Friday, March 7, 2014

Tall Tales of Tardiness

Growing up, punctuality trailed only cleanliness and godliness in terms of character traits in our household.

My parents, particularly my father, lived by the credo that if you had an appointment at 10 a.m. and arrived at 9:45, you were considered late.

Even to this day, tardiness by anyone causes what’s left of my hair to remain on edge. My impatience and more often than not, anger, over lateness (sans a valid and documented excuse of course) comes in second only to yakking on a cell phone while pretending to work out at the gym.


But that’s fodder for another column.


I have never understood the mindset of those chronologically challenged, but earlier this week I happened upon a survey from CareerBuilder, which polled some 5,000 private sector workers and hiring managers to gauge what was acceptable in terms of coming in late to work.

Not surprisingly traffic, weather and problems with public transportation were at or near the top of the list of reasons employees failed to show up on time. And we’ve all been there at one time or another. After nearly a quarter-century of commuting, I’ve certainly had my share of stalled trains and glacial paced traffic.

But what happens if someone is a repeat offender?

Turns out, 35 percent of employers in the study have terminated an employee for chronic tardiness.
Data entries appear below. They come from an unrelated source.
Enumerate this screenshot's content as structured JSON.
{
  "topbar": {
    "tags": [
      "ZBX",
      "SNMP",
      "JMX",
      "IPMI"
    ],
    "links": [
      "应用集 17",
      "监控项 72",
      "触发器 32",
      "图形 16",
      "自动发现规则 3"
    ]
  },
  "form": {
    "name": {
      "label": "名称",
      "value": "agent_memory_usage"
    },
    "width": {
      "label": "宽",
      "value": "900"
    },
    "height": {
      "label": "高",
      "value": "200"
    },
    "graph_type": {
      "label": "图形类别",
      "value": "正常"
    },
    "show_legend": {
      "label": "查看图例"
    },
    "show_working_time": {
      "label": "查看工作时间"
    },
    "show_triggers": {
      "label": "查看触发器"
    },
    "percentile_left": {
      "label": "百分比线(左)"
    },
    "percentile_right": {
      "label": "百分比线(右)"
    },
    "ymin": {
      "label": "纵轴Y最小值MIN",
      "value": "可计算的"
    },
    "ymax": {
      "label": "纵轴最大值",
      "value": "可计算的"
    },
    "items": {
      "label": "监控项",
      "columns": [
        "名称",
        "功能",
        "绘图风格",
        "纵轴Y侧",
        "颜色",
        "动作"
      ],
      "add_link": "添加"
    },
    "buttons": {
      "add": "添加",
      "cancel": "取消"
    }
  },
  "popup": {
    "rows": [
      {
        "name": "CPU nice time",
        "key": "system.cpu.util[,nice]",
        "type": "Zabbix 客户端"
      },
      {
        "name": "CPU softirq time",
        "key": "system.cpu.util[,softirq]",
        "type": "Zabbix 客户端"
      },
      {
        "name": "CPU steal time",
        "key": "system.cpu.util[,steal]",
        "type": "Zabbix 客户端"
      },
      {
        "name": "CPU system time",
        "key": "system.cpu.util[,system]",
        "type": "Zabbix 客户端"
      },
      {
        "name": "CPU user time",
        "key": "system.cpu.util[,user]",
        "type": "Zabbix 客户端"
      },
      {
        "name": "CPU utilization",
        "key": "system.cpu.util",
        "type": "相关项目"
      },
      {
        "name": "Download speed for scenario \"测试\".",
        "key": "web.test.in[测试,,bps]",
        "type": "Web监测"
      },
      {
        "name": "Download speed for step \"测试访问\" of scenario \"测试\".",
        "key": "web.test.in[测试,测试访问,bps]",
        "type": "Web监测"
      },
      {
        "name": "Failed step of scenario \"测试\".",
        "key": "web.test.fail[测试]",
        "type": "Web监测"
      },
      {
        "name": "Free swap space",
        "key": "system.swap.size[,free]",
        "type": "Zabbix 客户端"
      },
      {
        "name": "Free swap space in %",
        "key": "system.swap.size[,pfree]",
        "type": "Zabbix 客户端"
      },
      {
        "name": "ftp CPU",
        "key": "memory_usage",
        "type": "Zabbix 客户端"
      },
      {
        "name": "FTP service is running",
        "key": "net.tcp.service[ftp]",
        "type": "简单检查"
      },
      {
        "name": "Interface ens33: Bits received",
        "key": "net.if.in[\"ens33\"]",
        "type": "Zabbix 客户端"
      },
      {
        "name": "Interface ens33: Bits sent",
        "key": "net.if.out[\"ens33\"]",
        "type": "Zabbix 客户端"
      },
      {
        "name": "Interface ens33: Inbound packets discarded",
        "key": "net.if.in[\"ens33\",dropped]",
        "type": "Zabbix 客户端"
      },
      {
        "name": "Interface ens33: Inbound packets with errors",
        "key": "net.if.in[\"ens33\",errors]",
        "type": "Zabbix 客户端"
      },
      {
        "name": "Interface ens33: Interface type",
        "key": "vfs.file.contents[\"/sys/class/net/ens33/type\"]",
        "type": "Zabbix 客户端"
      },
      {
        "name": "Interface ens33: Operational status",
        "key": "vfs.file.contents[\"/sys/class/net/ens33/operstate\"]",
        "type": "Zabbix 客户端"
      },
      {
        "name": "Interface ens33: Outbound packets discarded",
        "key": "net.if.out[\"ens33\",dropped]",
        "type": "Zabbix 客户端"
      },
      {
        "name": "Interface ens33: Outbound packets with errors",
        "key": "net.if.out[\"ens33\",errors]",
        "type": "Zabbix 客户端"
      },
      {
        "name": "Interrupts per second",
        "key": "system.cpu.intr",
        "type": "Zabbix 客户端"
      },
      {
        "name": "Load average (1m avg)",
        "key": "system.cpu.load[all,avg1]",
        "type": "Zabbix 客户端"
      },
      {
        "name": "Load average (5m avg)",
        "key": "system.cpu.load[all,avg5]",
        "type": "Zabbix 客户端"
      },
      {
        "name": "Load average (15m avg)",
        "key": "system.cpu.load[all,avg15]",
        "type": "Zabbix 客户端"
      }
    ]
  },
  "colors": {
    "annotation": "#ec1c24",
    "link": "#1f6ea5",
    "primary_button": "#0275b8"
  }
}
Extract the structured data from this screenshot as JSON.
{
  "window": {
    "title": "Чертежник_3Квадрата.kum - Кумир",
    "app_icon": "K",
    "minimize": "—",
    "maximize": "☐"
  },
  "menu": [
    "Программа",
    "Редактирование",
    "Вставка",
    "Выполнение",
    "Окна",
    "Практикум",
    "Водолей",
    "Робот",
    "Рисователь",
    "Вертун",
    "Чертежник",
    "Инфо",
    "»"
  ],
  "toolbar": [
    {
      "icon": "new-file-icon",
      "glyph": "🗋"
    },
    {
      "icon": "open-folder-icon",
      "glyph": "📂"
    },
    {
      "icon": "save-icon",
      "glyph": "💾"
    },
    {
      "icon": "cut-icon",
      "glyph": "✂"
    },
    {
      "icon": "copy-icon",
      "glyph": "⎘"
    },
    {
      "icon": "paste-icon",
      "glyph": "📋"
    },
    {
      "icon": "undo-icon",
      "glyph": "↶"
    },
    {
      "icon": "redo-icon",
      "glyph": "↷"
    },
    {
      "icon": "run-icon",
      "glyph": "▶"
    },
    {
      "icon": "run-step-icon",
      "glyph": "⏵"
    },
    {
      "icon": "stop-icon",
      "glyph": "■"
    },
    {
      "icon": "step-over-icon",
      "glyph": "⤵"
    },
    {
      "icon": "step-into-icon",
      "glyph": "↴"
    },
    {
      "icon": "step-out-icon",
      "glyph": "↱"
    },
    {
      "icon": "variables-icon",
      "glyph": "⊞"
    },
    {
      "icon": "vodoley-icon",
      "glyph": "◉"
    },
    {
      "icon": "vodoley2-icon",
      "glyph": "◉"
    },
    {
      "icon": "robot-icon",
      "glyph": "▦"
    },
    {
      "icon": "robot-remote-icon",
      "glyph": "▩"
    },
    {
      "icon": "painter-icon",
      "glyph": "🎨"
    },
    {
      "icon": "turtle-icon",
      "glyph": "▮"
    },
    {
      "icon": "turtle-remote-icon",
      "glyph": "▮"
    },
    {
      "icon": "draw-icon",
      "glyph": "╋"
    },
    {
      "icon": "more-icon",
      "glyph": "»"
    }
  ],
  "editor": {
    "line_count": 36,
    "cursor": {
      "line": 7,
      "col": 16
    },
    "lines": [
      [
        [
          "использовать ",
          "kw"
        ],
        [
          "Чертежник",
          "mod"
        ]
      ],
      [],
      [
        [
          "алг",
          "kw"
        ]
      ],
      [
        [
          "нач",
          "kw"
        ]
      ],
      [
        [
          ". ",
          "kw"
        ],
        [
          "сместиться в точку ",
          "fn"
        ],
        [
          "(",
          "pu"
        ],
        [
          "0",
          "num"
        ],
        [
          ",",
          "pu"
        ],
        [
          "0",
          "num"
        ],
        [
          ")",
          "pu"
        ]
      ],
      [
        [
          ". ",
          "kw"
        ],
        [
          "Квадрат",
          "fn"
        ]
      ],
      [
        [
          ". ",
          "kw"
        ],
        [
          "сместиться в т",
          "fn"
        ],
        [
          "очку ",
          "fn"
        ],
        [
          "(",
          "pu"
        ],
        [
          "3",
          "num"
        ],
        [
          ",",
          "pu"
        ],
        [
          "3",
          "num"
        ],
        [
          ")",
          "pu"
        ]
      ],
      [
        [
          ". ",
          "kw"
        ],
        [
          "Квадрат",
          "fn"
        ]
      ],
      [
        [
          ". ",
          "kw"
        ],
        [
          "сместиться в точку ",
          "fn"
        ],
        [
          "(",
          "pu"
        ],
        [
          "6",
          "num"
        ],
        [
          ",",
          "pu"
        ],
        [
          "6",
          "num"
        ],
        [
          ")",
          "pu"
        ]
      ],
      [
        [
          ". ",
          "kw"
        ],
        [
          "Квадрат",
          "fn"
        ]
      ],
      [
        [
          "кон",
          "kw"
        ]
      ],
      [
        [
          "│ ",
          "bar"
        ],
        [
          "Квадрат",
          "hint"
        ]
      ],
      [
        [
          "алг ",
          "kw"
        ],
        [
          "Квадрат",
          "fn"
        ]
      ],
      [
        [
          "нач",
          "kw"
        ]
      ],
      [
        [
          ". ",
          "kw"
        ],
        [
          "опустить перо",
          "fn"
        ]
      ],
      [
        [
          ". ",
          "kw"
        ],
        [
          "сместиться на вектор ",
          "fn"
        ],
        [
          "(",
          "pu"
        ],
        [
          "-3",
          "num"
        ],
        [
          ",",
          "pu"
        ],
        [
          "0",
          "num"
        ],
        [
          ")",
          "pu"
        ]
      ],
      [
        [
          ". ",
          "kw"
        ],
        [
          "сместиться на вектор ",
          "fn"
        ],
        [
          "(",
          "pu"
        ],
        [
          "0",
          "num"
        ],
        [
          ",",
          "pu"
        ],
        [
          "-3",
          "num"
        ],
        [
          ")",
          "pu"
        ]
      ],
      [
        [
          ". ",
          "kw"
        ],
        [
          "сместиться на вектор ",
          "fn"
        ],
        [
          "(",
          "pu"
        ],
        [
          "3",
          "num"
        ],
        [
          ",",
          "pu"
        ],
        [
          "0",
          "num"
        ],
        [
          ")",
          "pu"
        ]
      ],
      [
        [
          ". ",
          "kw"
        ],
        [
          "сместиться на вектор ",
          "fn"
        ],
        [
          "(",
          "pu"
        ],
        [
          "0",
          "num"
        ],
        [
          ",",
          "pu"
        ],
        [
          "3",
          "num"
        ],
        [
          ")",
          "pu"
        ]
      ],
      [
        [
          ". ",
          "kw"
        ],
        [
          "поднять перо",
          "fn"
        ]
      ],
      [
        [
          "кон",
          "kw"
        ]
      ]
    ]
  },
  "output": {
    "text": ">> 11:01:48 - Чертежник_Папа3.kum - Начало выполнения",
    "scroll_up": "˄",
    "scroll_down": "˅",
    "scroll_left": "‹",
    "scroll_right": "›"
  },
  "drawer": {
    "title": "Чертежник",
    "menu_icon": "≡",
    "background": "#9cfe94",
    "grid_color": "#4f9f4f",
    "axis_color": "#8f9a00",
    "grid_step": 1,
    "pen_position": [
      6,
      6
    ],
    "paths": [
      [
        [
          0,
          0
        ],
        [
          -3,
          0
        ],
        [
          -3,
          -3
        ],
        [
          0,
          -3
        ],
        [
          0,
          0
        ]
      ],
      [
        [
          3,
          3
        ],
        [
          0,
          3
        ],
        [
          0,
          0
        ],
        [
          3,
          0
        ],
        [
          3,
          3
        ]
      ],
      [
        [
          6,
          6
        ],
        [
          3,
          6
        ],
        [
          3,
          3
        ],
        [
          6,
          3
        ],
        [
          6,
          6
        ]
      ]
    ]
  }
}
As a manager I came close on two occasions, but both times the people in question did me a favor by resigning for other posts.

I found out afterwards that one lasted barely a month in his new job before being let go for …repeated lateness.

You could imagine my surprise.

And just to give the survey a lighthearted sidebar, it also included some of the most bizarre excuses for being late to work. 

Stop me if you’ve heard any of these before:
  • An employee fell asleep in his car when he arrived at work
  • One worker was so engrossed in a TV program he had to watch it until the end
  • One absent-minded employee had forgotten that the company had relocated
  • A hole in the roof caused rain to short-circuit the alarm clock.
  • One worker was so traumatized by a nightmare they needed extra time in the morning to get ready
  • And perhaps my favorite, one dolt actually thought Halloween was a work holiday (for sheer stupidity they should have been fired).


Trust me I can’t make this stuff up.

But then again, I’ve rarely been late so I’ve never had to.